On a recent weekday, that mission took her to a neighborhood near the Chicago Cubs’ spring training facility, encouraging residents of the primarily Hispanic area to register to vote or, if they’re already registered, to sign up to vote early.

In the hour reporters walked with her, Solis knocked on about 20 doors, but of the two where residents answered one wanted nothing to do with her and the other talked with Solis but didn’t want to fill out paperwork. She left fliers with the rest.

“It gets the voice out,” Solis said. “It gets people to vote. It gets the people to understand how and why it is important to vote. That’s what Mi Familia is about.”

With the general election approaching, Mi Familia Vota and 11 other organizations that are part of the coalition One Arizona are trying to get Hispanics to commit to voting and get them on the permanent early ballot list. Their goal: turning this demographic’s numbers – an estimated 30.3 percent of all Arizonans – into voting power.

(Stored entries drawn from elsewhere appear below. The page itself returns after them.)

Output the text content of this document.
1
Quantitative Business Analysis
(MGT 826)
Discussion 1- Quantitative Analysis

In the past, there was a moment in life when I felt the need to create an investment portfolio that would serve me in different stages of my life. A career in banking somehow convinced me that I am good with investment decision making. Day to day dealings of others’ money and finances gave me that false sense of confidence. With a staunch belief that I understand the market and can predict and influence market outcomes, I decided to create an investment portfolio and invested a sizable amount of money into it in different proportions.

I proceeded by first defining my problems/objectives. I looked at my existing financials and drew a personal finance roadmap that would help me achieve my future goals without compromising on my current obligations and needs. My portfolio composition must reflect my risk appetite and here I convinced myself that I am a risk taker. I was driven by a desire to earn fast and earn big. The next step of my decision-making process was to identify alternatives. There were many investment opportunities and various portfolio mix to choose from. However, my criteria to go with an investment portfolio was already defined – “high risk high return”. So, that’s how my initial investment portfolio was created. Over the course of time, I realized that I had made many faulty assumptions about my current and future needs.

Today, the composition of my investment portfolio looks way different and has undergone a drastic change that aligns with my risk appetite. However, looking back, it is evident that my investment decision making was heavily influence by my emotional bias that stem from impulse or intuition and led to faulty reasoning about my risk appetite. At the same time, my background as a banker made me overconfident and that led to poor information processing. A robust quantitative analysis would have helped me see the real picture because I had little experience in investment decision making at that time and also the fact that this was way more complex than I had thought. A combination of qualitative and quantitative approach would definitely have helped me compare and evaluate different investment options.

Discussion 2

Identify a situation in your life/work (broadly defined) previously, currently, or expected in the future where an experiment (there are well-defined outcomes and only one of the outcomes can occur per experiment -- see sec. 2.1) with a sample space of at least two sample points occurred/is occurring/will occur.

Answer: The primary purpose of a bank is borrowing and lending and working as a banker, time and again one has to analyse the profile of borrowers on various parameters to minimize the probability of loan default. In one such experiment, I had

“The most effective approach is door-to-door,” said Francisco Heredia, director of One Arizona. “We are on pace to knock on 130,000 doors in Maricopa and Pima counties.”

He said Hispanics have the power to decide elections as their voting numbers increase.

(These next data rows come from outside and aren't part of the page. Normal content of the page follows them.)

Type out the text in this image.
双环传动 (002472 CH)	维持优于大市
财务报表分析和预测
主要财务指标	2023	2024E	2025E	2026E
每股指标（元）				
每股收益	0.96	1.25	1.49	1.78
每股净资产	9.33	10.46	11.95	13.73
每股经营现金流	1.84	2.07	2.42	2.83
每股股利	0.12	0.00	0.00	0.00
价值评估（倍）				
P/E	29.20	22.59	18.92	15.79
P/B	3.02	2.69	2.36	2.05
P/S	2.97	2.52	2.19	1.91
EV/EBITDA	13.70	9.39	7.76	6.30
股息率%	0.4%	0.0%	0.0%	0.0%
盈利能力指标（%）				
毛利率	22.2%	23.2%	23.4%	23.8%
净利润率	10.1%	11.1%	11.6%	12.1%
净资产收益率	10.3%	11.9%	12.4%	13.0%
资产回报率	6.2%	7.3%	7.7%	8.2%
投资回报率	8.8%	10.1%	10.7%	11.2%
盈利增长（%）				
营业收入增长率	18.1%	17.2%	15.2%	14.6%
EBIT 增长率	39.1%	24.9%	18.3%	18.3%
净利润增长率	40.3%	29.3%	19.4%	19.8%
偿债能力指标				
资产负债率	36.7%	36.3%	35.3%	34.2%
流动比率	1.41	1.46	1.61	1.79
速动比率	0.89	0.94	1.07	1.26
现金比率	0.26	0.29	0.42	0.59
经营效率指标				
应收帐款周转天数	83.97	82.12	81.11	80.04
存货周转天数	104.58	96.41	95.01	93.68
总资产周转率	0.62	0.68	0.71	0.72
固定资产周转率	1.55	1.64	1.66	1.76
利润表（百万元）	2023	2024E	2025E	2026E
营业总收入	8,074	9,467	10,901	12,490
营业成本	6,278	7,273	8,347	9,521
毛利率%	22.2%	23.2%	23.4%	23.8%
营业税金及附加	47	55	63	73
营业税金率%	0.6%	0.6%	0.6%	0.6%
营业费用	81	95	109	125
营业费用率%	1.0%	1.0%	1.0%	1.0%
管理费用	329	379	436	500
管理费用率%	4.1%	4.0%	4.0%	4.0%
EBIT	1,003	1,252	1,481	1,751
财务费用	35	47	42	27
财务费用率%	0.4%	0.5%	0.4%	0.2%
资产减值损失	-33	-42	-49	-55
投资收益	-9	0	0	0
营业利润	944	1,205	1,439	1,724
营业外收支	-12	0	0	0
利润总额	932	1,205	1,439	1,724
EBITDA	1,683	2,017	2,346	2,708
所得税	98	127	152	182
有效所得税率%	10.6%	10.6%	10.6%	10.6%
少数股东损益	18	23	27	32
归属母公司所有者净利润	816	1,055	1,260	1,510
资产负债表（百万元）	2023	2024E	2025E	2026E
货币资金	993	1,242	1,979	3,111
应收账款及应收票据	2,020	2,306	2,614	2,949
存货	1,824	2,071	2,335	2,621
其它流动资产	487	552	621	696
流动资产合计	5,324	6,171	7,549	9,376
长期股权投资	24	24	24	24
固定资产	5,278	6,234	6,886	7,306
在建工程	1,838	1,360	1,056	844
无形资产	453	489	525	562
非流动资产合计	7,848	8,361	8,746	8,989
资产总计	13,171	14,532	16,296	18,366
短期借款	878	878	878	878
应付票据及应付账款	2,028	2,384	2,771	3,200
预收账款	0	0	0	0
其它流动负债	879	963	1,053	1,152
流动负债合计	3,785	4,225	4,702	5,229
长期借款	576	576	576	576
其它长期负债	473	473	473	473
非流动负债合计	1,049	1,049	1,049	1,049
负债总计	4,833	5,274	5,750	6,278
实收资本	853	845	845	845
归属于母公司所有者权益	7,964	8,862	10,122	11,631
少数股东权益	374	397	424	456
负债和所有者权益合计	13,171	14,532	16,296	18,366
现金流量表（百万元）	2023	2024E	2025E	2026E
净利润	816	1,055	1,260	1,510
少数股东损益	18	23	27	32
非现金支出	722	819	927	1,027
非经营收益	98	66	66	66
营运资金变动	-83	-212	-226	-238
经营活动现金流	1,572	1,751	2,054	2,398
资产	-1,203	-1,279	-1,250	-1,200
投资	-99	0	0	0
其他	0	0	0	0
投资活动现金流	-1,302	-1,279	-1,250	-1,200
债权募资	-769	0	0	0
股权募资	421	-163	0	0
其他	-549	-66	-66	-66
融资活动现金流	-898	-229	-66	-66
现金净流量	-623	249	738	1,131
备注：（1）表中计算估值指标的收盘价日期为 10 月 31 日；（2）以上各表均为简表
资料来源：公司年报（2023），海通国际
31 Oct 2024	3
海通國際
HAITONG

“Latinos have been the only demographic to increase turnout in the last four elections,” Heredia said.

Heredia said the early voting list is moving in the right direction, increasing from 90,000 in 2010 to more than 265,000 now, in part because of knocks on doors by One Arizona’s 12 participating organizations.

For Solis, the mission takes five hours a day, Saturday through Thursday, and involves knocking on up to 90 doors per shift.

“We want to make a difference,” Solis said.

Cristian Avial, Arizona state lead for Mi Familia Vota, said the team aims to make a difference. One way canvassers do this is by having people fill out commitment cards that include three reasons why they want to vote this year. These cards are collected and then mailed back to the voters around election time to remind them why they want to vote.

“They commit themselves. They’re going to vote in this year’s election,” Avial said.

Despite the efforts of One Arizona and other groups, about 15 percent of the state’s registered voters in the 2012 election were Latino, according to a report by Arizona State University’s Morrison Institute for Public Policy. A big part of the reason, the report said, is that the majority of the state’s Hispanic population is under the age of 18.

Joseph Garcia, director of Morrison Institute’s Latino Public Policy Center, said that while Hispanic voting power is growing it’s unlikely to make a significant difference until more of the population reaches adulthood and engages on issues. That may not happen until 2030, he said.

The Morrison Institute report noted that younger Americans are less likely to vote than older people. The effect is notable among Hispanics, whose median age in Arizona is 25 versus 44 for non-Hispanic whites.

“Voters have to be excited to actually take part in voting,” Garcia said.

Ultimately, he said, the influence of Hispanic voters could turn Arizona from a state dominated by Republicans to one where Democrats hold sway.

“It’s hard to envision it, but data don’t lie,” Garcia said. “That’s what’s going to happen.”

Back in Mesa, Solis said she and other canvassers for Mi Familia Vota will continue their work.

“When it comes to making a difference for the state, we go for it,” Solis said. “We want to make a difference.”